Deuteronomy was written around 1406 BC, at the end of the forty years of wandering endured by the nation of Israel. At the time, the people were camped on the east side of the Jordan River, on the plains of Moab, across from the city of Jericho (Deuteronomy 1:1; 29:1). They were on the verge of entering the land that had been promised centuries earlier to their forefathers (Genesis 12:1, 6–9). The children who had left Egypt were now adults, ready to conquer and settle the Promised Land. Before that could happen, the Lord reiterated through Moses His covenant with them.
Why is Deuteronomy so important?
Moses addressed his words to “all Israel” at least twelve times. This phrase emphasized the nation’s unity, initiated by their covenant with God at Mount Sinai and forged in the wilderness. In the midst of widespread polytheism, Israel was distinctive in that they worshiped one God, Yahweh. Their God was totally unique; there was none other like Him among all the “gods” of the nations surrounding them. Deuteronomy 6:4 codifies this belief in the Shema, the basic confession of faith in Judaism even today. “Hear, O Israel! The LORD [Yahweh] is our God, the LORD [Yahweh] is one!”

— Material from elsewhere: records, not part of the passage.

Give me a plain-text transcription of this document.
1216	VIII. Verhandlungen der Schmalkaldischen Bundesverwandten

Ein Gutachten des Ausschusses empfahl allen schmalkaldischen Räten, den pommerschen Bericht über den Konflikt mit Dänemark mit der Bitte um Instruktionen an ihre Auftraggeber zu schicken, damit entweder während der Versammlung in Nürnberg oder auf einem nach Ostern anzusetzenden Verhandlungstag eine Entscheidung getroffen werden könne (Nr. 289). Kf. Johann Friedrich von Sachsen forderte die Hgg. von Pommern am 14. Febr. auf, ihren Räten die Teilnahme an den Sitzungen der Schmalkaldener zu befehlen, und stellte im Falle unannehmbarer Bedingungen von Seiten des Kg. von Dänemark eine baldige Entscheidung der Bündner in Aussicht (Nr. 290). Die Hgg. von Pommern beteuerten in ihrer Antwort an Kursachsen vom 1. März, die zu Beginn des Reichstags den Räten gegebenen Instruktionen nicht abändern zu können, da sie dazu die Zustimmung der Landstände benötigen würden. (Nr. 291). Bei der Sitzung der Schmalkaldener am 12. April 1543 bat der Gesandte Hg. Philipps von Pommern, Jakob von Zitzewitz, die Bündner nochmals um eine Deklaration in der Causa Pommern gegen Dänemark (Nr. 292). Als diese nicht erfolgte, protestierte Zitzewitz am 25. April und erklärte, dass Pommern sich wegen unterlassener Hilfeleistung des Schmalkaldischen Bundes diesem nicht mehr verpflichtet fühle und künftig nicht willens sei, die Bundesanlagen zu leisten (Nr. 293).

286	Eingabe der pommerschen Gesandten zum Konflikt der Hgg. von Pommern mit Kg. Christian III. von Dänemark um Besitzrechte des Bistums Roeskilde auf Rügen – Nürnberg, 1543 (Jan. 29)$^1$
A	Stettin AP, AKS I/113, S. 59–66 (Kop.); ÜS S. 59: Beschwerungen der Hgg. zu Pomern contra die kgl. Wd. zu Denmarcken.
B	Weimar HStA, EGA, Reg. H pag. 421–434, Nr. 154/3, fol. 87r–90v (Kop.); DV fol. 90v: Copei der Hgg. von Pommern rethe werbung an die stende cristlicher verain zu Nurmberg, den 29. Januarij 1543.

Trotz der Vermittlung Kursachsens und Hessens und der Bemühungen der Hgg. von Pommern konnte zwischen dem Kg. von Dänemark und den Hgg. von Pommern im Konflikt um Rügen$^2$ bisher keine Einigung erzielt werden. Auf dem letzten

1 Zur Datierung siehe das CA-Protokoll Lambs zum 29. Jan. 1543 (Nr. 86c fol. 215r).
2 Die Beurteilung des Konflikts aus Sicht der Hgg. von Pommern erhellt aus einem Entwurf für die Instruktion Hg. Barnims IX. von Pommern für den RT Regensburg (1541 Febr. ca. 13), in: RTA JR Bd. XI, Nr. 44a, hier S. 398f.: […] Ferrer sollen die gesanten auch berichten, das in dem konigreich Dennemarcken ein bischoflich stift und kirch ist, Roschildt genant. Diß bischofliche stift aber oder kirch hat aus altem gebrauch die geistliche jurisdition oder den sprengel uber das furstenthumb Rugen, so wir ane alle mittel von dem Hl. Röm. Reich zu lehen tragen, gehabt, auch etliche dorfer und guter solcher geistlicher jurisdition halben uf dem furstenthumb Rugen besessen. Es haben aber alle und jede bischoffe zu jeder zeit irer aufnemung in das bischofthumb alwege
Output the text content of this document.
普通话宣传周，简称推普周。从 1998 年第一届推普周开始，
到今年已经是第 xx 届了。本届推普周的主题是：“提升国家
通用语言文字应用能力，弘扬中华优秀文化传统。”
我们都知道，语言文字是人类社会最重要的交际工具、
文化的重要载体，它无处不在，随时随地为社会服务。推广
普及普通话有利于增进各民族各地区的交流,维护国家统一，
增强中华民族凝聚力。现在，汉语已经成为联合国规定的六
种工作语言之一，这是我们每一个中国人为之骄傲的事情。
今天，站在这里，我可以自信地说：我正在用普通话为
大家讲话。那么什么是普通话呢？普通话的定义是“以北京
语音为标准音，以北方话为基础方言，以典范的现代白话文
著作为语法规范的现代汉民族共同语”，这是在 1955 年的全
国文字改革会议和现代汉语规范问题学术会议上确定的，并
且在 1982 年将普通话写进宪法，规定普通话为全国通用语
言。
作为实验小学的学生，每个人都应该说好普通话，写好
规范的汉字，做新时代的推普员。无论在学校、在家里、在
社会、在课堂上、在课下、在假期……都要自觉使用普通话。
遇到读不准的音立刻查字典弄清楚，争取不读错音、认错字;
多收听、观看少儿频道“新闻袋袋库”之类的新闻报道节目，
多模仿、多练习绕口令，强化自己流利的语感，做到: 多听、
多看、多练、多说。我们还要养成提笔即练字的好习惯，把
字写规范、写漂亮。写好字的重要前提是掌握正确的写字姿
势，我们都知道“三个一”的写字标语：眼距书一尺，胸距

Deuteronomy also restates the Ten Commandments and many other laws given in Exodus and Leviticus. The book delivered to Israel God’s instructions on how to live a blessed life in the Promised Land. Chapters 27 and 28 specify the blessings of obedience and the curses of disobedience.
What’s the big idea?
Unlike the unconditional covenant God made with Abraham, the covenant between Yahweh and Israel was bilateral—a two-way street. God would keep His promise to bless the nation if the people remained faithful. The adult Israelites were too young to have participated in the first covenant ceremony at Mount Sinai. Therefore, Moses reviewed the Law at the doorstep to the Promised Land, urging this new generation to re-covenant with Yahweh, to recommit themselves to His ways.